Last week in this space, I praised the value of fine arts education.
Since then, I attended an orchestra concert at my daughter’s high school that proved some additional education clearly needs to happen:
A crash course in audience etiquette.
That concert, an evening performance in a beautiful, comfortable, recently renovated auditorium, was intended to showcase the talents of two schools’ orchestra departments.
During it, I saw members of the audience – adults, mostly – talking, playing games on brightly lit smartphones, getting up while the orchestra was playing, loudly slamming doors at the back of the auditorium, taking flash photos and failing to silence phones after repeated beeps, buzzes and obnoxious ringtones.
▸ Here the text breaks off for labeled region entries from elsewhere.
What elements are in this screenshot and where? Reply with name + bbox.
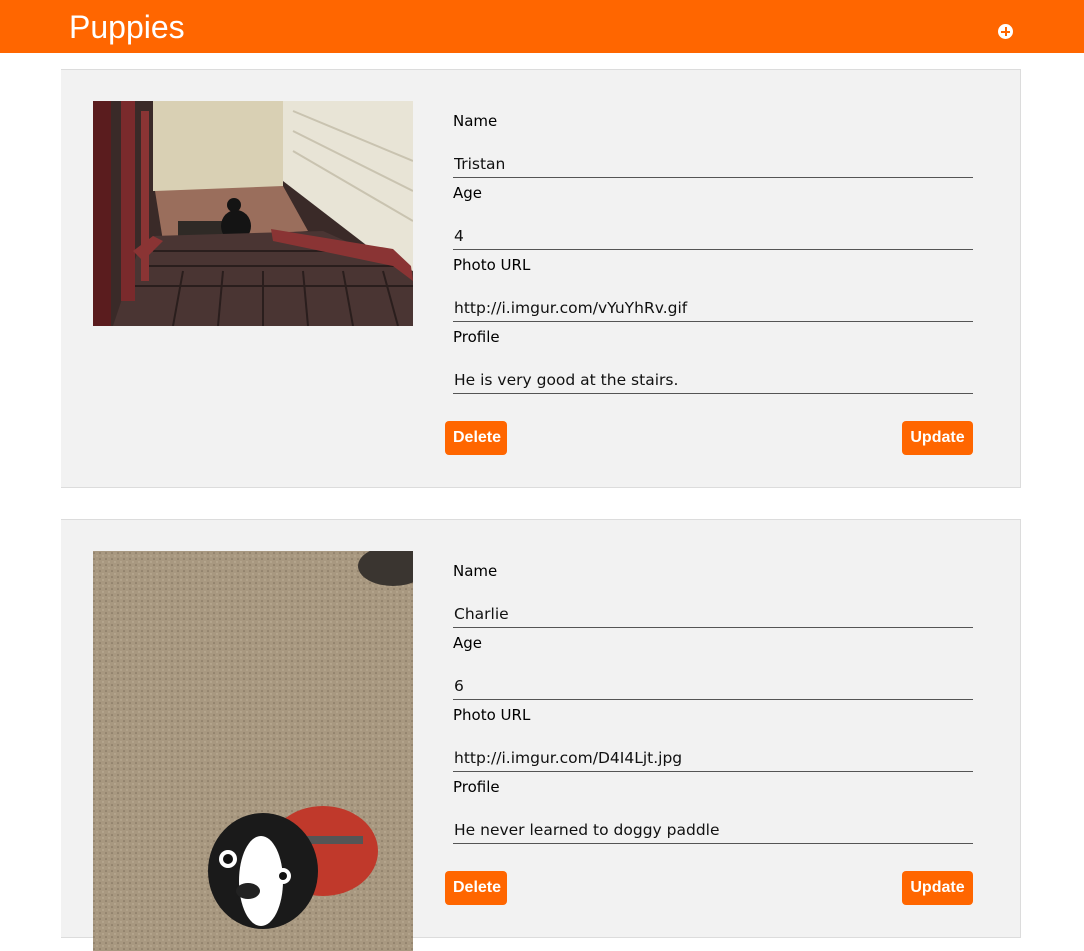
puppy-form: Name Age Photo URL Profile: [453, 560, 973, 848]
profile-label: Profile: [453, 778, 500, 796]
age-label: Age: [453, 184, 483, 202]
profile-field[interactable]: [453, 362, 973, 394]
delete-button[interactable]: Delete: [445, 421, 507, 455]
app-title: Puppies: [69, 9, 185, 45]
puppy-form: Name Age Photo URL Profile: [453, 110, 973, 398]
add-puppy-icon[interactable]: [998, 24, 1013, 39]
profile-label: Profile: [453, 328, 500, 346]
photo-url-label: Photo URL: [453, 256, 531, 274]
puppy-card: Name Age Photo URL Profile Delete Update: [61, 69, 1021, 488]
puppy-photo: [93, 551, 413, 951]
name-field[interactable]: [453, 146, 973, 178]
age-field[interactable]: [453, 668, 973, 700]
puppy-photo: [93, 101, 413, 326]
photo-url-label: Photo URL: [453, 706, 531, 724]
name-label: Name: [453, 112, 498, 130]
photo-url-field[interactable]: [453, 290, 973, 322]
app-header: Puppies: [0, 0, 1084, 53]
profile-field[interactable]: [453, 812, 973, 844]
name-label: Name: [453, 562, 498, 580]
update-button[interactable]: Update: [902, 421, 973, 455]
age-field[interactable]: [453, 218, 973, 250]
photo-url-field[interactable]: [453, 740, 973, 772]
age-label: Age: [453, 634, 483, 652]
name-field[interactable]: [453, 596, 973, 628]
puppy-card: Name Age Photo URL Profile Delete Update: [61, 519, 1021, 951]
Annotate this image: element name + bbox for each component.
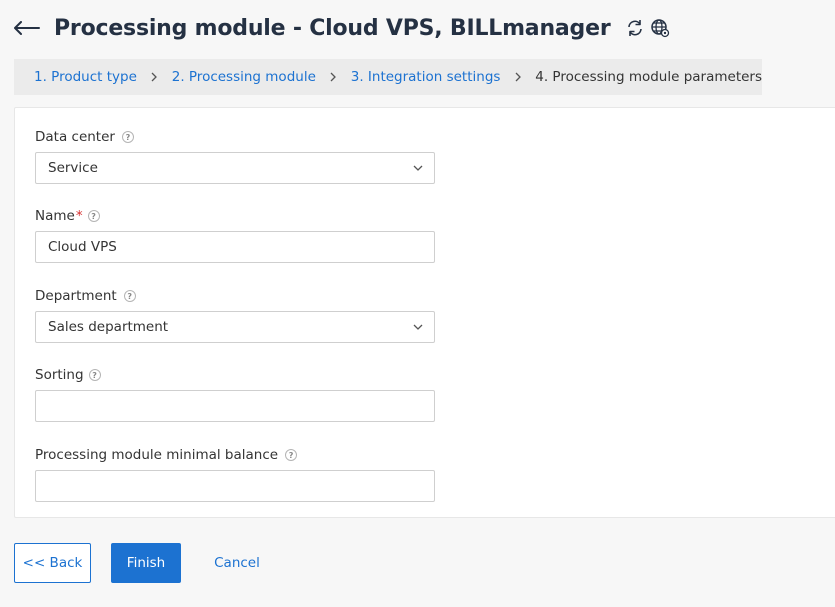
help-icon[interactable]: ? — [121, 131, 134, 143]
chevron-down-icon — [412, 164, 424, 172]
back-button[interactable]: << Back — [14, 543, 91, 583]
cancel-button[interactable]: Cancel — [206, 543, 268, 583]
department-label-text: Department — [35, 288, 117, 304]
help-icon[interactable]: ? — [88, 369, 101, 381]
data-center-value: Service — [48, 160, 98, 176]
globe-icon[interactable] — [649, 17, 671, 39]
min-balance-input[interactable] — [35, 470, 435, 502]
sorting-input[interactable] — [35, 390, 435, 422]
page-title: Processing module - Cloud VPS, BILLmanag… — [54, 15, 611, 41]
chevron-down-icon — [412, 323, 424, 331]
sorting-label-text: Sorting — [35, 367, 84, 383]
data-center-label: Data center ? — [35, 129, 134, 145]
help-icon[interactable]: ? — [87, 210, 100, 222]
step-product-type[interactable]: 1. Product type — [34, 69, 137, 85]
step-processing-module[interactable]: 2. Processing module — [172, 69, 316, 85]
page-header: Processing module - Cloud VPS, BILLmanag… — [14, 12, 671, 44]
back-arrow-icon[interactable] — [14, 18, 40, 38]
chevron-right-icon — [328, 71, 339, 83]
name-input[interactable] — [35, 231, 435, 263]
finish-button[interactable]: Finish — [111, 543, 181, 583]
min-balance-label-text: Processing module minimal balance — [35, 447, 279, 463]
department-value: Sales department — [48, 319, 169, 335]
department-label: Department ? — [35, 288, 136, 304]
required-marker: * — [75, 208, 83, 224]
wizard-steps: 1. Product type 2. Processing module 3. … — [14, 59, 762, 95]
chevron-right-icon — [512, 71, 523, 83]
name-label: Name * ? — [35, 208, 100, 224]
step-integration-settings[interactable]: 3. Integration settings — [351, 69, 501, 85]
refresh-icon[interactable] — [624, 17, 646, 39]
department-select[interactable]: Sales department — [35, 311, 435, 343]
help-icon[interactable]: ? — [123, 290, 136, 302]
name-label-text: Name — [35, 208, 75, 224]
min-balance-label: Processing module minimal balance ? — [35, 447, 298, 463]
step-processing-module-parameters: 4. Processing module parameters — [535, 69, 763, 85]
chevron-right-icon — [149, 71, 160, 83]
sorting-label: Sorting ? — [35, 367, 101, 383]
data-center-label-text: Data center — [35, 129, 115, 145]
data-center-select[interactable]: Service — [35, 152, 435, 184]
parameters-form: Data center ? Service Name * ? Departmen… — [14, 107, 835, 518]
help-icon[interactable]: ? — [285, 449, 298, 461]
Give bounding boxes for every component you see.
One orchestra director said a recording of the performance, filmed from the balcony and intended to preserve some solos for academic purposes, was “unusable” because of all the chatter and other noise.
When did this become OK?
The answer, of course: It isn’t.
Anyone who has been to a movie theater or attended a concert or other live performance recently will tell you that common courtesy and audience behavior isn’t what it used to be. At times, in fact, it seems almost hopeless.
How can youngsters learn appropriate concert behavior when their role models – moms, dads and other adults – are behaving so poorly and disrespectfully?
Several years ago, I took my two children to a matinee show at a local movie theater. As we waited for the curtain to rise, a couple with three elementary-age boys entered the theater and took their seats – the two adults toward the front of the auditorium and the boys more than a dozen rows back, a few seats away from me.
At first I thought it odd that the couple would sit so far away from their kids, but assumed it was some kind of family tradition. Absence makes the heart grow fonder and all that. As long as the youngsters behaved, I thought, no problem.
Unfortunately, they didn’t. Throughout the previews, the boys talked loudly, threw popcorn at one another and kicked the seats in front of them. The adults who had brought them were oblivious, not even turning their heads to check on the boys.
When the movie started and the youngsters still hadn’t settled down, I spoke up.
“Excuse me,” I said loud enough for the patrons around us to hear. “We’re trying to watch the movie, and I’d appreciate it if you would be quiet so we can enjoy it.”
The boys’ eyes grew wide, their voices silent and their feet still. It’s amazing what a little friendly reminder can do.
I didn’t offer similar reminders at the recent music performance, save a few pointed glares. But chatting with a few parents afterward and with other Wichitans via social media, I’m clearly not alone in my frustration.
“It’s just infuriating,” a teacher friend said. “Not only are the ‘adults’ being horribly rude to all those who’ve worked so hard and to the other audience members, they’re setting a terrible example for the little ones around them.
“If you can’t go an hour or two (without) playing on your phone, just stay home.”
I realize school concerts are a bit different than professional events such as the Wichita Symphony Orchestra or Music Theatre of Wichita. There are likely to be parents recording the performance, younger siblings who get restless, babies who cry, or families who need to leave quickly for one reason or another.
I also realize my children’s behavior isn’t perfect. Jack brought a handheld video game to pass the time before the concert – his sister had to be there 45 minutes early – and I had to remind him to turn it off when the house lights dimmed.
But generally, it seems that audience etiquette and respect for others is a rare commodity.
“I don’t think all of these people are purposely being rude,” a friend said afterward on Facebook. “I really think they are … oblivious of proper etiquette.”
Maybe so. Which is why I believe in friendly reminders.